A relevant aspect that we observe in Totemism – from our perspective – is that in the performance of some rituals, all the members of the totemic group, of a totem-animal, gather around a ceremonial center where the physical representation of the Totem is located, with the purpose of venerating it and imitating it in its movements (and gestions), fundamentally in their walk – and according to the animal selected – also in other characteristic and outstanding forms of their mobility, walk, circulation and movement (which showed their speed, slowness, dynamism, as well as the different times they use in their different activities of pre-spawning, hunting, feeding, etc. ). Surely this imitation of the Totem-animal was transformed into rhythmic movements that gave rise to the dance (Future Post THE WALKING AND THE DANCE), which was incorporated into the totemic ceremonies as an inherent part of them to the beat and musical rhythm of percussive and wind instruments. Thus, the totemic ceremonies developed into other stages of development, which were accompanied by their initial phase imitating the walking of animals and dance as an extension of that totemic mimicry. In this way, both the man and the woman, of these primitive times, were unconsciously involved in a spiritual process that gave way to the gradual transition from nomadism to sedentarism.

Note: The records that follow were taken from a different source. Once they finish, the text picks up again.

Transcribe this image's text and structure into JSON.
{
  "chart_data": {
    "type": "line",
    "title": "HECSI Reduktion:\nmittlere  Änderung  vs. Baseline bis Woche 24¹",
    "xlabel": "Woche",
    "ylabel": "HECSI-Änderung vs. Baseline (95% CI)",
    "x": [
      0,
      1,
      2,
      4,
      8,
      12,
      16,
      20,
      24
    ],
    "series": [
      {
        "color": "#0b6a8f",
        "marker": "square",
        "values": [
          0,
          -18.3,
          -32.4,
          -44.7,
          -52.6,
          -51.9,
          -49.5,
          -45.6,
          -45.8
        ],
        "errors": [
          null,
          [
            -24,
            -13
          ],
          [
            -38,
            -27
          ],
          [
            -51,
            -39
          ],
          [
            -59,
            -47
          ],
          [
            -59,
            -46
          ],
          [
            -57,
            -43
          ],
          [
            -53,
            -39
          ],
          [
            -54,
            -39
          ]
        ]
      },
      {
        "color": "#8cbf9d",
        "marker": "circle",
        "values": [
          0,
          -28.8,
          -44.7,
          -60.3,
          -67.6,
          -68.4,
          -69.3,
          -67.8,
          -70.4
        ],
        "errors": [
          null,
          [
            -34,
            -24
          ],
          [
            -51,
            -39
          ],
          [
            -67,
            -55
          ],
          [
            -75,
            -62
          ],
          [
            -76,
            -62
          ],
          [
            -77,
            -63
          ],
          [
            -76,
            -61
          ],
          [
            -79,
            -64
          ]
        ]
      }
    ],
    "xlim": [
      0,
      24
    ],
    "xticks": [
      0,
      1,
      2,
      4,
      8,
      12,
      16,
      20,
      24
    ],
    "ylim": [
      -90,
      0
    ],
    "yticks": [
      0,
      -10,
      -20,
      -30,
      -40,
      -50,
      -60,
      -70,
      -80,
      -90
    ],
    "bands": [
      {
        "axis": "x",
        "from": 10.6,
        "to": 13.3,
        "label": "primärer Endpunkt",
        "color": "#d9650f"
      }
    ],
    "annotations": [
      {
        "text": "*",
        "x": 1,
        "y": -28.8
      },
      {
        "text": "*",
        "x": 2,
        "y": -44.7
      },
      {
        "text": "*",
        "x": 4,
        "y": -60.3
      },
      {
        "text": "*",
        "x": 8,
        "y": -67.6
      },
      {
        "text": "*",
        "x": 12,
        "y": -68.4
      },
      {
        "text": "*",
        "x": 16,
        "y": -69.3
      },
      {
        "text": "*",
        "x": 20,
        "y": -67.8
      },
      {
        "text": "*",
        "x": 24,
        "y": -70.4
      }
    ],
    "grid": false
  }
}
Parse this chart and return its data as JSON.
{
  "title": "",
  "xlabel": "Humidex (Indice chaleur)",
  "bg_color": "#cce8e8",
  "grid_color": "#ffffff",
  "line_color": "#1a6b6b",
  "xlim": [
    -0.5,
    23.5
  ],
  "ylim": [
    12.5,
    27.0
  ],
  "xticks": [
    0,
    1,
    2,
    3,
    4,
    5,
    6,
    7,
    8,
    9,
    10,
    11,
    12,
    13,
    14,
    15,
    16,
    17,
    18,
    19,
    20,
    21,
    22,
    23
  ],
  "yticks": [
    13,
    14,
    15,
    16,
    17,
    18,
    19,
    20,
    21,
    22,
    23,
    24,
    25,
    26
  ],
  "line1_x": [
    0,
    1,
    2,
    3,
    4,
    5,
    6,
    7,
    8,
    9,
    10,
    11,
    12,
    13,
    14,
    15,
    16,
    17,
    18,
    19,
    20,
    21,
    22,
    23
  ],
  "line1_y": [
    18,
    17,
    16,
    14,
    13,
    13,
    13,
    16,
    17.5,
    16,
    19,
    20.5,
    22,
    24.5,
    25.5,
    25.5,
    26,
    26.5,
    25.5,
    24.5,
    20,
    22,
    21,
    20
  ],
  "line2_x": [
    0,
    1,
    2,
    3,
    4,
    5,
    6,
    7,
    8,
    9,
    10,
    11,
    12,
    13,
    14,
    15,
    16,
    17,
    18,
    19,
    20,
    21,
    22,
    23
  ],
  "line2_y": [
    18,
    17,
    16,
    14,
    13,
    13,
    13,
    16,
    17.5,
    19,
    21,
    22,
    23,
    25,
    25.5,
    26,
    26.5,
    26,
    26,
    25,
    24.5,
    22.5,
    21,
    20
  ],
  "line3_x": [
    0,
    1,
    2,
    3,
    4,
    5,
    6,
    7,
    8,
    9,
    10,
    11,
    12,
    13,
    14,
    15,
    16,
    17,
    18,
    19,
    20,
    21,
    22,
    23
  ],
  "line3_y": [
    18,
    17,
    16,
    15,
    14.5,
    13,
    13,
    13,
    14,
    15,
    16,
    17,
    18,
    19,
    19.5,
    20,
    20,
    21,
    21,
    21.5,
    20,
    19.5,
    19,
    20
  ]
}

A spiritual need for which they surely identified with those who preserved – in their opinion and through their observations – an innate and natural way of walking, which inclined them to select them because they also maintained some forms of movement [that in the opinion of the primitive man and woman], which resembled their past behavior in various important circumstances (environments, conditions, scenarios): moving from one place to another, hunting prey for food (Future Post WALKING WITH UNCHAINED PROMETHEUS), collecting food, feeding, pre-mating, mating, defending themselves from predatory animals, fleeing from danger, etc.
To the question that has been asked by several thinkers, scholars of Totemism, of: How did it happen that primitive man adopted a Totem-Animal? The answer lies, to a great extent, in this transition from nomadism to sedentarism that I have briefly explained.
Was it a renunciation, an impediment or a natural transit from nomadism to sedentarism?
We leave the answer to part II, TOTEM AND WALKING, PSYCHOLOGICAL INTERPRETATION.
For the moment, let us prepare ourselves to think about this answer, while we walk.